Asthma frequency varies based on countries and even based on regions of same
country. For example, Australia and New Zealand have a frequency of 10-25%, while
Southeast Asian countries, North American Indians and Eskimos have a frequency of
less than 1%. It is reported that frequency in European countries is between 5-10%, while
that in Romania (1.5%) and Greece (1.9%) is relatively lower. The prevalence of asthma
in Turkey is higher than the regional average. Studies conducted in our country have
shown such a high prevalence that the frequency is between 0.7-14.8% in children and
0.3-7.6% in adults.
Asthma is a chronic airway disease. It is characterized by bronchial contraction
(narrowing), airway hyperreactivity and inflammation. Asthma has a complex structure
which contains various phenotypic features and affected by genetic and environmental
factors.

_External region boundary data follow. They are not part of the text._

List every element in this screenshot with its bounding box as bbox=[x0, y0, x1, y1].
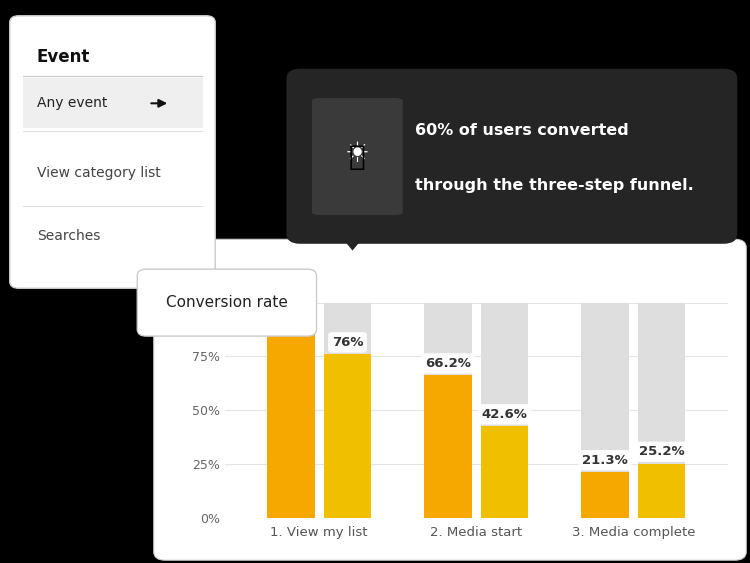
Text: Conversion rate: Conversion rate bbox=[166, 296, 288, 310]
Text: 💡: 💡 bbox=[349, 142, 366, 171]
Text: Event: Event bbox=[37, 48, 90, 66]
FancyBboxPatch shape bbox=[22, 78, 202, 128]
Bar bbox=[268, 302, 314, 518]
Text: 60% of users converted: 60% of users converted bbox=[416, 123, 628, 138]
FancyBboxPatch shape bbox=[312, 98, 403, 215]
Text: 100%: 100% bbox=[271, 284, 311, 297]
Bar bbox=[424, 376, 472, 518]
Bar bbox=[268, 302, 314, 518]
Text: Any event: Any event bbox=[37, 96, 107, 110]
Text: ☀: ☀ bbox=[345, 140, 370, 168]
Text: View category list: View category list bbox=[37, 167, 160, 181]
Bar bbox=[481, 426, 528, 518]
Text: Searches: Searches bbox=[37, 229, 100, 243]
Bar bbox=[581, 472, 628, 518]
Text: 21.3%: 21.3% bbox=[582, 454, 628, 467]
Text: through the three-step funnel.: through the three-step funnel. bbox=[416, 178, 694, 193]
Text: 76%: 76% bbox=[332, 336, 363, 349]
Bar bbox=[424, 302, 472, 518]
Bar bbox=[638, 302, 685, 518]
Text: 42.6%: 42.6% bbox=[482, 408, 527, 421]
Bar bbox=[324, 354, 371, 518]
Bar bbox=[638, 464, 685, 518]
Bar bbox=[481, 302, 528, 518]
Bar bbox=[324, 302, 371, 518]
Text: 25.2%: 25.2% bbox=[639, 445, 684, 458]
Text: 66.2%: 66.2% bbox=[425, 357, 471, 370]
Bar bbox=[581, 302, 628, 518]
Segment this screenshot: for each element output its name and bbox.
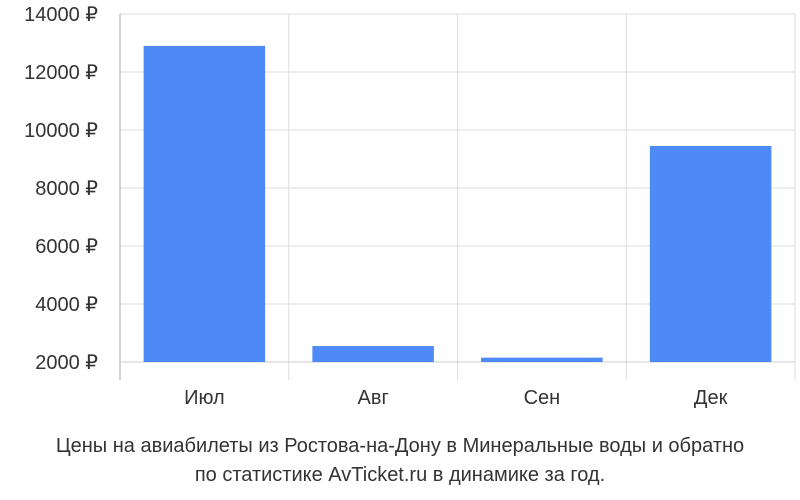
- tick-labels: 2000 ₽ 4000 ₽ 6000 ₽ 8000 ₽ 10000 ₽ 12000 ₽ 14…: [24, 4, 727, 409]
- x-tick-label: Авг: [357, 387, 388, 409]
- caption-line-2: по статистике AvTicket.ru в динамике за …: [194, 464, 606, 486]
- chart-caption: Цены на авиабилеты из Ростова-на-Дону в …: [0, 432, 800, 490]
- bar: [143, 45, 266, 363]
- bar-chart: 2000 ₽ 4000 ₽ 6000 ₽ 8000 ₽ 10000 ₽ 12000 ₽ 14…: [24, 4, 796, 409]
- x-tick-label: Сен: [524, 387, 561, 409]
- y-tick-label: 12000 ₽: [24, 62, 98, 84]
- x-tick-label: Июл: [184, 387, 225, 409]
- y-tick-label: 14000 ₽: [24, 4, 98, 26]
- y-tick-label: 4000 ₽: [35, 294, 98, 316]
- caption-line-1: Цены на авиабилеты из Ростова-на-Дону в …: [55, 435, 745, 457]
- bar: [649, 145, 772, 362]
- y-tick-label: 6000 ₽: [35, 236, 98, 258]
- y-tick-label: 10000 ₽: [24, 120, 98, 142]
- bars: [143, 45, 772, 363]
- y-tick-label: 2000 ₽: [35, 352, 98, 374]
- bar: [312, 346, 434, 362]
- x-tick-label: Дек: [694, 387, 728, 409]
- y-tick-label: 8000 ₽: [35, 178, 98, 200]
- bar: [481, 357, 603, 362]
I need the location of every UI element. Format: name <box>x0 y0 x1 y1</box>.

The consensus on the pathophysiology of asthma is the disruption in the balance between epithelial tissue deconstruction and construction which causes airway
remodelling.
Allergens, airway irritants, chemicals and viral respiratory tract factors are initiative steps
causing asthma. These factors lead to airway epitheliumdesquamation, inflammation,
bronchial hyperresponsiveness, and airway contraction. The molecules that contribute
to the development of this inflammatory response are cytokines, chemokines, lipid
mediators and growth factors synthesized from epithelial cells. Epithelial cells are the
first line defense cells that contact allergens in the airways and form a physical wall
against harmful substances that come in through breathing. It plays an important role in
the first step of airway defense by creating an inflammatory response with these secreted
molecules.
In addition to continuous breathing of toxins and oxidants, proteases also contribute to
deterioration in integrity of the airway epithelium. Most of the allergens such as house
dust mites, pollen, fungus, bacteria and viruses have protease activity. Against this
destructive effect of proteases, epithelial cells synthesize protease inhibitors and
preserve the protease-antiprotease balance. Which protease inhibitors are synthesized
from epithelial cells after allergen contact and which metabolic pathways play a role
during synthesis remain unclear.
In this thesis study, role of serine protease inhibitor B1 (SERPINB1) and serine protease
inhibitor B2 (SERPINB2) whose expressions are altered in bronchial epithelial cells after
cysteine protease Dermatophagoides pteronyssinus 1 (Der p 1) exposure, in
inflammatuar response and the effects of cytokines, chemokines, and growth factors in
this response were investigated via real time polymerase chain reaction at RNA level
and ELISA at protein level. For this purpose, SERPINB1 and SERPINB2 expressions
were silenced by using gene-specific siRNA.
SERPINB1 and SERPINB2 protease inhibitors were found to be effective on the
expressions of IL-6, IL-8, RANTES, GM-CSF and TSLP inflammatory mediators.